Five times the Webb telescope blew our minds in its first year in orbit
NASA’s James Webb Space Telescope may have been years behind schedule and cost more than $10 billion, but in its first year in orbit, the telescope has crushed its assignment.
Webb launched on Christmas Day in 2021 and entered orbit about a month later on Jan. 24. It sees the universe through infrared light, which is invisible to the human eye but can pierce through dense gas and dust, revealing many hidden aspects of the cosmos.
Here are five recent discoveries from the Webb telescope that blew our minds.
Peering into the icy heart of a space cloud
This latest image is a stunner. Astronomers used Webb to peer into a molecular cloud called Chameleon 1. Located approximately 630 light-years from Earth, the wispy cloud is home to a diverse population of some of the coldest ices in the universe.
Inside the molecular cloud, which is forming dozens of new stars, are frozen forms of water, ammonia, methanol, methane and even carbonyl sulfide. These ingredients are not only perfect for building stars and planets, but they could also be the building blocks of life.
Ices like the ones found here can supply all the carbon, hydrogen, oxygen, nitrogen and sulfur needed to form new planets, including habitable ones like Earth. They’re also used in planetary atmospheres to make sugars, alcohols and even amino acids.
Identifying an exoplanet
NASA’s Transiting Exoplanet Survey Satellite (TESS) identified what it thought could be a planet: a small, rocky world orbiting a star in the Octans constellation, 41 light-years from Earth.

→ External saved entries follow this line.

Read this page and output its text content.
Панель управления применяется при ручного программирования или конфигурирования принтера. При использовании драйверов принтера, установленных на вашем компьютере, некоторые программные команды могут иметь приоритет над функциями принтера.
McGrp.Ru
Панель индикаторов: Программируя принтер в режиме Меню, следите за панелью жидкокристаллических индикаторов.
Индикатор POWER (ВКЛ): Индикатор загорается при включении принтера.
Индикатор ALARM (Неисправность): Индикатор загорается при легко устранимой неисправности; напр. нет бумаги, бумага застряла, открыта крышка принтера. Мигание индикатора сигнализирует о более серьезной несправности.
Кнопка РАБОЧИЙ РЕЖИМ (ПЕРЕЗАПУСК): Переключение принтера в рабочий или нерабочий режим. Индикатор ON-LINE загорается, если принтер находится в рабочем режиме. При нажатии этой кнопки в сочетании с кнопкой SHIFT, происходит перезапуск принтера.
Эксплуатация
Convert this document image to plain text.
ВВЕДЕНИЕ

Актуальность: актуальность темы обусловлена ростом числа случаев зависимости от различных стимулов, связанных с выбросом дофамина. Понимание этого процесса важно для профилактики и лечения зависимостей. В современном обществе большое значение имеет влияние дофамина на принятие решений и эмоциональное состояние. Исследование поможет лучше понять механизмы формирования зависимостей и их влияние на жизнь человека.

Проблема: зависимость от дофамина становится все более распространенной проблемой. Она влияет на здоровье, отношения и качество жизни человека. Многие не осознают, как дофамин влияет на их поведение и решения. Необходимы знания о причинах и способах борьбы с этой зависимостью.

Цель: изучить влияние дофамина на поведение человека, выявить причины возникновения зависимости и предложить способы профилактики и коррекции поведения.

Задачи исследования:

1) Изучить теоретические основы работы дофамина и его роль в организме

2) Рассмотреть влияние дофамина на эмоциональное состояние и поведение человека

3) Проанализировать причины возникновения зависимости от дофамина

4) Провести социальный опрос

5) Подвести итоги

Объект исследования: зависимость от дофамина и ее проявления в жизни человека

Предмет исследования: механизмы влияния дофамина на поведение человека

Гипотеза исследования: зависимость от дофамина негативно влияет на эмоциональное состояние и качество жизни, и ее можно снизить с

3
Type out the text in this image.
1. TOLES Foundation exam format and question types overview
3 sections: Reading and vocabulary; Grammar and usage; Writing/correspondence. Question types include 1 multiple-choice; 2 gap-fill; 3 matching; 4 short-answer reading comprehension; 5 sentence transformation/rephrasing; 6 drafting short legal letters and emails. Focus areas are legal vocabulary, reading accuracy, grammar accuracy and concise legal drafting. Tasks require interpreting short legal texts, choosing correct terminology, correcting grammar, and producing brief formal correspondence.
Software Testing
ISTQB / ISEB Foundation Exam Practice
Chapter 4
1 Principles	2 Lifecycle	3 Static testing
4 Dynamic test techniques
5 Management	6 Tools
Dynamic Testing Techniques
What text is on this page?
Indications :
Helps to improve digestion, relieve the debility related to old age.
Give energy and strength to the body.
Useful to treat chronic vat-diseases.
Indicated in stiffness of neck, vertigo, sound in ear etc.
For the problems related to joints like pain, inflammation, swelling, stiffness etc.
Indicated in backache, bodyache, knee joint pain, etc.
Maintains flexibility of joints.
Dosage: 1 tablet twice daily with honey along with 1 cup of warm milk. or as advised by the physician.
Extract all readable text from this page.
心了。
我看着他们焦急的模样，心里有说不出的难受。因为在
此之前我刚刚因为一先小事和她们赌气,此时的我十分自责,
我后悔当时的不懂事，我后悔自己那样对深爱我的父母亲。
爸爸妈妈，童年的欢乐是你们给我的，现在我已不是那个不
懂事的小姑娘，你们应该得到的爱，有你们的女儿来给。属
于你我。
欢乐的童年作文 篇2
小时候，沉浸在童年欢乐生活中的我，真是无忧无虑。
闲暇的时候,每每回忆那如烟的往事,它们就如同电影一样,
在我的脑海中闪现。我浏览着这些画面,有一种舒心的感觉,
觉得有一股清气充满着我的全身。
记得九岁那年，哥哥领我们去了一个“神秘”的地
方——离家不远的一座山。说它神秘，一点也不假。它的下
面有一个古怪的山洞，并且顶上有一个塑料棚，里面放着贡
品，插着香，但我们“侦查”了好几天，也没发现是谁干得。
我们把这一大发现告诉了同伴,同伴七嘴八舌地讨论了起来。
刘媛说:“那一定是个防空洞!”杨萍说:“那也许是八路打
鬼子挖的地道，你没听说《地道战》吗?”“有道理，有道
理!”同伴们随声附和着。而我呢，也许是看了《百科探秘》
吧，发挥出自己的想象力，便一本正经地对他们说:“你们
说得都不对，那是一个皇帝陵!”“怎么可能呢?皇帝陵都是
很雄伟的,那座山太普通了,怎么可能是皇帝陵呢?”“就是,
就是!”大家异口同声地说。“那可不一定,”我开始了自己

A team of researchers — led by staff astronomer Kevin Stevenson and postdoctoral fellow Jacob Lustig-Yaeger at Johns Hopkins University Applied Physics Laboratory — used Webb to watch for dips in starlight, which would happen if it had a planet orbiting it. These blips are called transits.
The researchers then used Webb to analyze the atmosphere of the planet, and while they haven’t been able to make any definitive conclusions, they did learn a few things.
Webb indicated that the world cannot have a super dense atmosphere like Saturn’s moon Titan and that it is a few hundred degrees warmer than Earth, which could make it more like Venus.
The astronomers will have another chance to observe the planet again over the summer and conduct follow-up analysis on the potential presence of an atmosphere. Follow-up observations are planned for this summer.
Webb spies on a stellar nursery
Approximately 200,000 light-years from Earth is an active stellar nursery called NGC 346. Embedded in the Small Magellanic Cloud (SMC), an offshoot of the Milky Way, this stellar nursery is the poster child for studying how stars form.
A new image of this region, captured by the Webb telescope, could reveal new insights of how early stars formed 10 billion years ago, during a period called the “cosmic noon.”
In contrast to the Milky Way, the SMC contains lower concentrations of elements called “metals,” which mean elements heavier than hydrogen or helium. These concentrations reflect a unique opportunity to study what galaxies were like in the early universe, when star formation was at its peak.
Thanks to its close proximity, we’ve been able to study the SMC with multiple telescopes, yet it still remains an enigma. That is until Webb looked at it with fresh eyes, revealing more than 33,000 young stars.
Dusty debris disks
Despite being the largest stellar population in our galaxy, red dwarfs are notoriously difficult to see in the visible spectrum. To that end, they make an ideal target for Webb to view them in the infrared spectrum.
Webb recently gazed upon a nearby red dwarf, called AU Microscopi, which is surrounded by a planet-forming disk of gas and dust. Astronomers previously detected two exoplanet targets orbiting AU Mic thanks to NASA’s exoplanet hunting telescope, TESS. The researchers also noticed that the debris disk was brighter than expected and closer to the star.
Astronomers are hoping to confirm those planets with the help of Webb, as well as other exciting details that could be lurking in this dusty disk.
Galactic green peas
Webb recently imaged a group of distant galaxies in our cosmic backyard and found that they share characteristics with a rare group of galaxies called “green peas.”
These galaxies were first detected in Webb’s detailed deep field image and subsequently analyzed, with Webb’s unique sensitivity revealing the amount of oxygen present for the first time.
Green pea galaxies, first discovered in 2009, appear as small, round, unresolved green dots in the sky. Accounting for just 0.1 percent of nearby galaxies, what these miniscule galaxies lack in size, they make up for in stellar births.
According to the researchers, one of these galaxies is one of the most “chemically primitive” galaxies discovered and could hail from a time when the universe was very young.
“With detailed chemical fingerprints of these early galaxies, we see that they include what might be the most primitive galaxy identified so far,” research leader James Rhoads, an astrophysicist at NASA’s Goddard Space Flight Center in Maryland, said in a statement.
“At the same time, we can connect these galaxies from the dawn of the universe to similar ones nearby, which we can study in much greater detail,” he said.